Short Sellers Making an Even Bigger Killing Than You Think

Discussion in 'Wall St. News' started by Phill Twist, Jan 21, 2016.

  1. It’s no secret that betting on declines is proving profitable in what has been the worst start to a year ever for global stocks. What is surprising, according to research firm Markit Ltd., is that returns for shorts are even higher than those generated during the 2008 financial crisis, when considered on a relative basis.
    Back then, it was the housing bubble and the collapse of the banking industry.
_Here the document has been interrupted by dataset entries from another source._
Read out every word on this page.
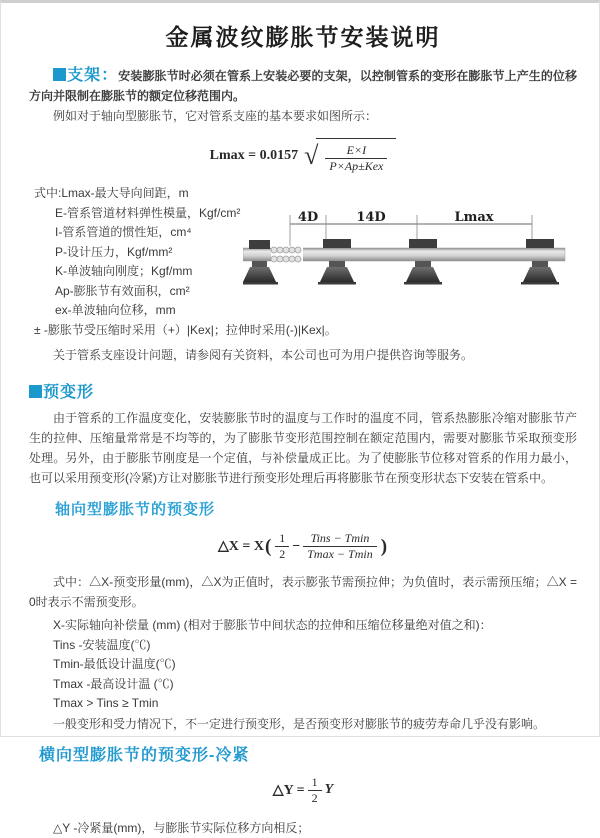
金属波纹膨胀节安装说明

支架：安装膨胀节时必须在管系上安装必要的支架，以控制管系的变形在膨胀节上产生的位移方向并限制在膨胀节的额定位移范围内。

例如对于轴向型膨胀节，它对管系支座的基本要求如图所示：

Lmax = 0.0157 √ $\frac{E\times I}{\text{P×Ap±Kex}}$
式中:Lmax-最大导向间距，m
E-管系管道材料弹性模量，Kgf/cm²
I-管系管道的惯性矩，cm⁴
P-设计压力，Kgf/mm²
K-单波轴向刚度；Kgf/mm
Ap-膨胀节有效面积，cm²
ex-单波轴向位移，mm
± -膨胀节受压缩时采用（+）|Kex|；拉伸时采用(-)|Kex|。
4D	14D	Lmax

关于管系支座设计问题，请参阅有关资料，本公司也可为用户提供咨询等服务。

预变形

由于管系的工作温度变化，安装膨胀节时的温度与工作时的温度不同，管系热膨胀冷缩对膨胀节产生的拉伸、压缩量常常是不均等的，为了膨胀节变形范围控制在额定范围内，需要对膨胀节采取预变形处理。另外，由于膨胀节刚度是一个定值，与补偿量成正比。为了使膨胀节位移对管系的作用力最小，也可以采用预变形(冷紧)方让对膨胀节进行预变形处理后再将膨胀节在预变形状态下安装在管系中。

轴向型膨胀节的预变形
△X = X ( $\frac{1}{2} - \frac{\text{Tins − Tmin}}{Tmax - Tmin}$ )

式中：△X-预变形量(mm)，△X为正值时，表示膨张节需预拉伸；为负值时，表示需预压缩；△X = 0时表示不需预变形。

X-实际轴向补偿量 (mm) (相对于膨胀节中间状态的拉伸和压缩位移量绝对值之和)：

Tins -安装温度(℃)

Tmin-最低设计温度(℃)

Tmax -最高设计温 (℃)

Tmax > Tins ≥ Tmin

一般变形和受力情况下，不一定进行预变形，是否预变形对膨胀节的疲劳寿命几乎没有影响。

横向型膨胀节的预变形-冷紧
△Y = $\frac{1}{2}$ Y

△Y -冷紧量(mm)，与膨胀节实际位移方向相反；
Now it’s China, oil and the end of zero-interest rate policy in the U.S. Sustained worries about an economic slowdown and the rout in commodities has added momentum to short strategies into the end of last year, with shorting activity peaking in the closing weeks of 2015 and showing no sign of slowing, Markit said in a report last week.
    “Over the last five, six years, you’ve been conditioned to use weakness as a buying opportunity, and when other people are scared you’ve been paid to be brave,” said Michael Shaoul, head of Marketfield Asset Management LLC, where he co-manages a $2.4 billion long-short fund. “At this point in the cycle, weakness needs to be treated at face value. When one sector starts to deteriorate, there’s no reason to expect it to get better.” http://www.bloomberg.com/news/artic...-making-an-even-bigger-killing-than-you-think
     
  2. It's the "nature of the markets".

    Get a proper "read" and play it correctly. Nothing special about this decline... it's not even "fast and furious"... regardless of the media hype.
     
  3. speedo

    speedo

    I have no empirical data for this, but my observations show fear is stronger than greed.
     
  4. Stewie

    Stewie

    I think this is absolutely correct. If you block out how fast the fall is, in red, and compare it to how fast (slow) the rise is, its pretty obvious.
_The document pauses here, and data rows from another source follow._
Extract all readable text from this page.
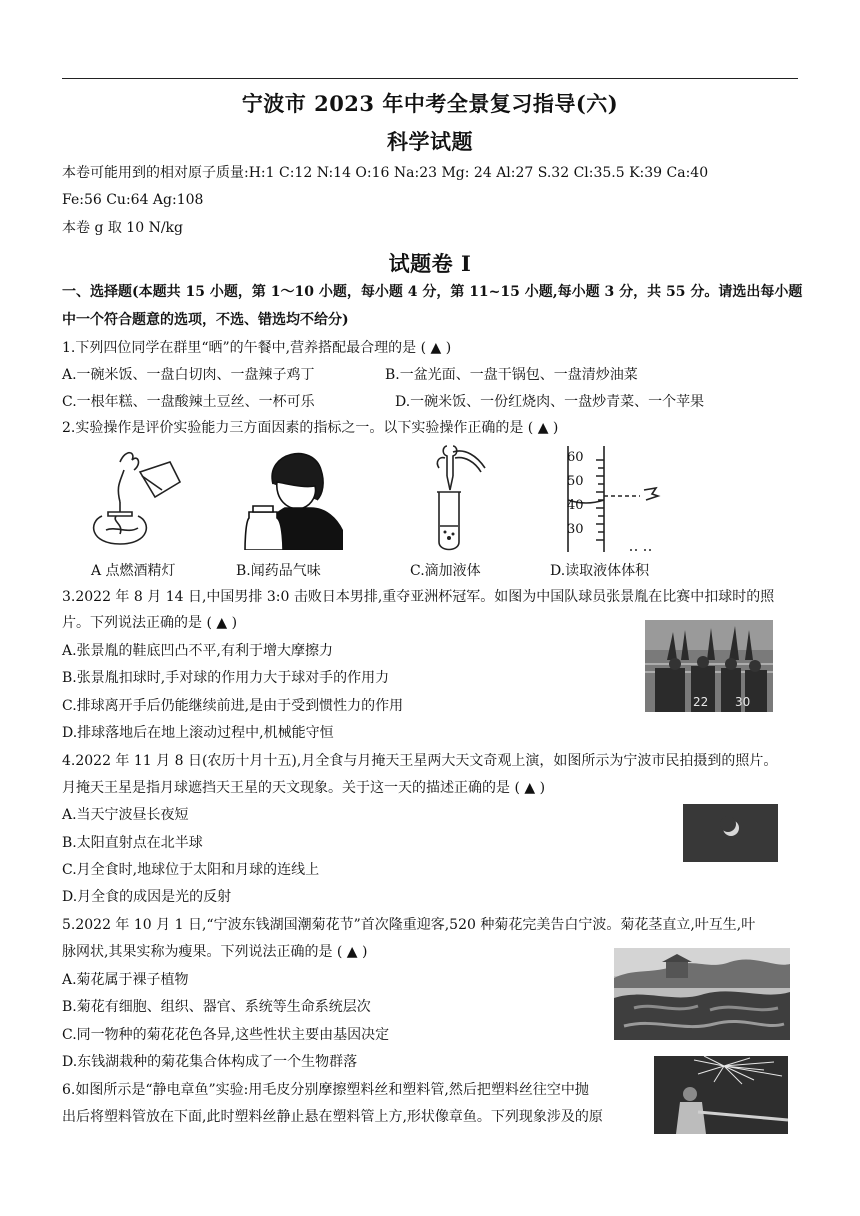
宁波市 2023 年中考全景复习指导(六)
科学试题
本卷可能用到的相对原子质量:H:1 C:12 N:14 O:16 Na:23 Mg: 24 Al:27 S.32 Cl:35.5 K:39 Ca:40
Fe:56 Cu:64 Ag:108
本卷 g 取 10 N/kg
试题卷 I
一、选择题(本题共 15 小题，第 1～10 小题，每小题 4 分，第 11~15 小题,每小题 3 分，共 55 分。请选出每小题
中一个符合题意的选项，不选、错选均不给分)
1.下列四位同学在群里“晒”的午餐中,营养搭配最合理的是 ( ▲ )
A.一碗米饭、一盘白切肉、一盘辣子鸡丁	B.一盆光面、一盘干锅包、一盘清炒油菜
C.一根年糕、一盘酸辣土豆丝、一杯可乐	D.一碗米饭、一份红烧肉、一盘炒青菜、一个苹果
2.实验操作是评价实验能力三方面因素的指标之一。以下实验操作正确的是 ( ▲ )
60
50
40
30
A 点燃酒精灯	B.闻药品气味	C.滴加液体	D.读取液体体积
3.2022 年 8 月 14 日,中国男排 3:0 击败日本男排,重夺亚洲杯冠军。如图为中国队球员张景胤在比赛中扣球时的照
片。下列说法正确的是 ( ▲ )
A.张景胤的鞋底凹凸不平,有利于增大摩擦力
B.张景胤扣球时,手对球的作用力大于球对手的作用力
C.排球离开手后仍能继续前进,是由于受到惯性力的作用
D.排球落地后在地上滚动过程中,机械能守恒
22 30
4.2022 年 11 月 8 日(农历十月十五),月全食与月掩天王星两大天文奇观上演，如图所示为宁波市民拍摄到的照片。
月掩天王星是指月球遮挡天王星的天文现象。关于这一天的描述正确的是 ( ▲ )
A.当天宁波昼长夜短
B.太阳直射点在北半球
C.月全食时,地球位于太阳和月球的连线上
D.月全食的成因是光的反射
5.2022 年 10 月 1 日,“宁波东钱湖国潮菊花节”首次隆重迎客,520 种菊花完美告白宁波。菊花茎直立,叶互生,叶
脉网状,其果实称为瘦果。下列说法正确的是 ( ▲ )
A.菊花属于裸子植物
B.菊花有细胞、组织、器官、系统等生命系统层次
C.同一物种的菊花花色各异,这些性状主要由基因决定
D.东钱湖栽种的菊花集合体构成了一个生物群落
6.如图所示是“静电章鱼”实验:用毛皮分别摩擦塑料丝和塑料管,然后把塑料丝往空中抛
出后将塑料管放在下面,此时塑料丝静止悬在塑料管上方,形状像章鱼。下列现象涉及的原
    There is that saying that the markets take the elevator down and the escalator up.
     
    options-george likes this.
  5. speedo

    speedo

    Yeah, Gartman's had egg on his face lately but he is a smart guy. He described the latest bull market as "melting upward".
     
  6. In the markets...someone, somewhere...is always making a killing. :wtf:
     
  7. Stewie

    Stewie

    And with all this volatility even more so. The interesting part is that from what you read in the news, so many funds are down, be they Hedge Funds of HFT's, even trading desks at banks seem to be doing badly. So where is all the money going? I'm sure a few retail traders are killing it, but that is a spit drop in the ocean.

    Could it also be that during these insane swings when the futures go up really high and drop really low that perhaps its a wash? Some might make huge on a fast rise, and then lose it all cause they are still bullish as it comes crashing down.

    If some people were profitable when the ES went up 20 in a day, and maybe down 20 the next day, does it stand to reason that when the ES goes up 50 and down 50 in the same day that someone is making tons more, and others are losing tons more?
     
  8. speedo

    speedo

    Futures are a zero sum game...not so in stocks.
     
  9. Stewie

    Stewie

    Yes, but not for the individual. I can buy and ride 40 points higher, and then sell at the top and go short for 40 points back down and make 80. If I buy and hold, all the way back down and sell at BE, I've got nothing. Likewise, at the bottom, some poor sucker might sell, and be very negative as it climbs, but once he sees it roll over and come back down, he's holding on (kind of like surf... LOL) and get out at BE himself. Or of course sell at the bottom, buy at the top, and lose 80 in total.

    So the question, are there funds out there that are killing it on both their longs and shorts. I'm sure some individuals are, but we are a drop in the ocean for the markets. It could still be that for the most part, many firms are just doing OK, even with this huge volatility cause even though they might have big wins, then might also have big losses.
     
  10. speedo

    speedo

    In futures for someone to gain, someone has to lose and vice versa. Some firms could wash their trading profits against their money management vehicles.